I'd say that about 10% of those books are actually read, the rest are just sitting there collecting dust. I've determined that before I spend anymore money amassing a larger library of unread books I'm going to read through all the books in my collection that I haven't read yet. Here are the ground rules for this project:
  • Have no more than three books going at one time, currently I have more than that going but once I finish some of those I'll maintain that narrow focus of only reading three books (1 Classic Literature, 1 Contemporary Fiction and 1 Non-fiction book).
  • I will not spend any of my own money on new books. If I am given a book as a gift or given a gift card or store credit that I use for purchasing a book it will immediately be added to the bookshelf and become a part of this project.
  • If someone lends me a book to read I will read it as a part of this project. Obligation reading is essentially what this project is about (but hey, reading is still reading).
Since I was a child I've always had a special reverence for books. The way they look all lined up on a shelf and the way a new book smells; it all creates this amazing atmosphere. But I'm afraid I neglect the most important aspect of a book, the information inside and how it can teach and transport a person to new people, places and things.

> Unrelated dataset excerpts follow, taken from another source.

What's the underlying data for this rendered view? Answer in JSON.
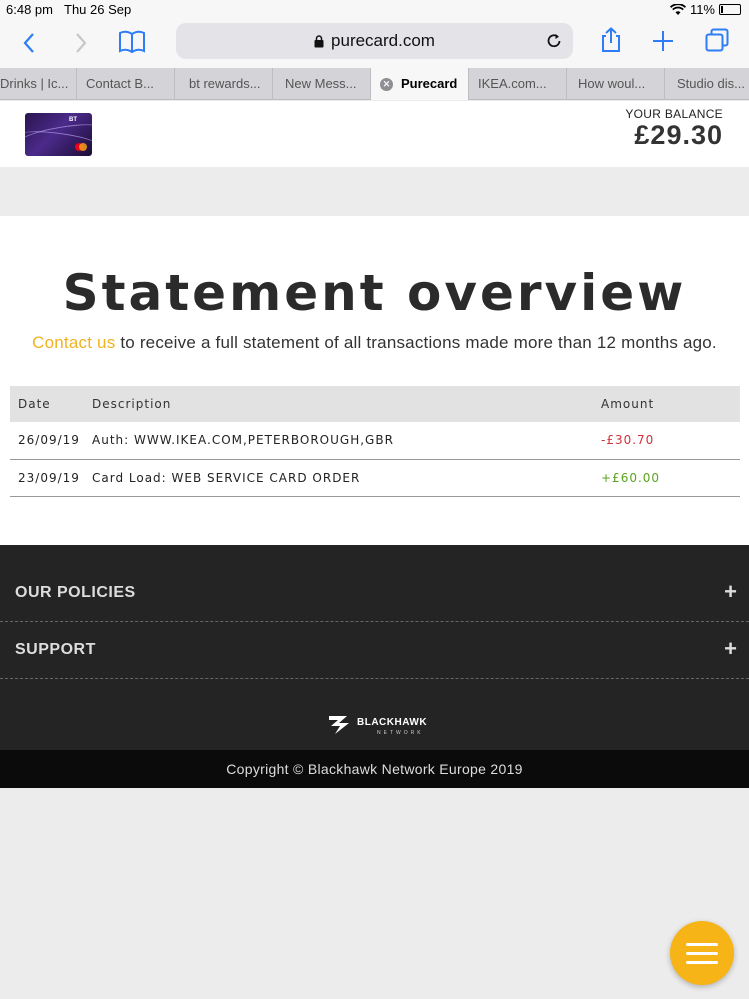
{
  "status_bar": {
    "time": "6:48 pm",
    "date": "Thu 26 Sep",
    "battery": "11%"
  },
  "toolbar": {
    "url": "purecard.com"
  },
  "tabs": [
    {
      "label": "Drinks | Ic..."
    },
    {
      "label": "Contact B..."
    },
    {
      "label": "bt rewards..."
    },
    {
      "label": "New Mess..."
    },
    {
      "label": "Purecard"
    },
    {
      "label": "IKEA.com..."
    },
    {
      "label": "How woul..."
    },
    {
      "label": "Studio dis..."
    }
  ],
  "header": {
    "balance_label": "YOUR BALANCE",
    "balance_value": "£29.30",
    "card_brand": "BT"
  },
  "main": {
    "title": "Statement overview",
    "intro_link": "Contact us",
    "intro_text": " to receive a full statement of all transactions made more than 12 months ago."
  },
  "table": {
    "headers": {
      "date": "Date",
      "description": "Description",
      "amount": "Amount"
    },
    "rows": [
      {
        "date": "26/09/19",
        "description": "Auth: WWW.IKEA.COM,PETERBOROUGH,GBR",
        "amount": "-£30.70"
      },
      {
        "date": "23/09/19",
        "description": "Card Load: WEB SERVICE CARD ORDER",
        "amount": "+£60.00"
      }
    ]
  },
  "footer": {
    "accordions": [
      {
        "label": "OUR POLICIES"
      },
      {
        "label": "SUPPORT"
      }
    ],
    "logo_text": "BLACKHAWK",
    "logo_sub": "NETWORK",
    "copyright": "Copyright © Blackhawk Network Europe 2019"
  },
  "colors": {
    "accent": "#f0b321",
    "negative": "#d0313b",
    "positive": "#5aa31f",
    "footer_bg": "#242424",
    "fab": "#f6b416"
  },
  "icons": [
    "back-icon",
    "forward-icon",
    "bookmarks-icon",
    "lock-icon",
    "reload-icon",
    "share-icon",
    "new-tab-icon",
    "tabs-icon",
    "wifi-icon",
    "battery-icon",
    "close-tab-icon",
    "plus-icon",
    "menu-icon"
  ]
}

So I've taken the first step, I registered for the website and added all the unread books in my bookcase to my to-read list. This is my New Years resolution, to conquer the unread bookcase!

Updates will be forthcoming!

Monday, January 4, 2010

Old Books

There's something about old books. They're like time capsules. A window to another world where people talk and act just a little bit different than we do. Opening an old book is an adventure, every time.

“If you want to learn something new, read a book by someone from 100 years ago.”

An old book is also a mirror on our own world. The things you hear about a classic story before you read the original is a reflection of the things our world values in that world of art. The modern world sees Don Quixote as a lovably wise dreamer striving for the impossible dream. Read it and see that the Don was actually a laughably pathetic man who read too many fantasy books and was justifiably mocked for his foolish delusions (like a man who plays too much Dungeons & Dragons today and decides to wear chain mail and Renaissance Fair garb everywhere). Read Peter Pan and see that Pan was far more sinister and deadly than the 'spirit of youth' portrayed by Walt Disney. Read Frankenstein and see that the monster was more than a groaning infant-minded child; he could reason, speak eloquently, and sought revenge on his creator.

It's not surprising that ideas and characters are recycled so much in our day. The character Sherlock Holmes inspired the television show 'House M.D.' and a new Hollywood movie named after the character. Bram Stoker's original vision of a vampire has been repeatedly re-imagined from Anne Rice's tales to Buffy the Vampire Slayer to Stephanie Meyer's Twilight. Greek Mythology is continually recycled through movies (Clash of the Titans), books (Percy Jackson and the Olympians) and even video games (God of War). I would advise that if you don't read the source material for these ideas and characters you are limiting yourself and missing the entirety of the wonderful worlds that spawned these creations. Worlds that even today we can't stop revisiting.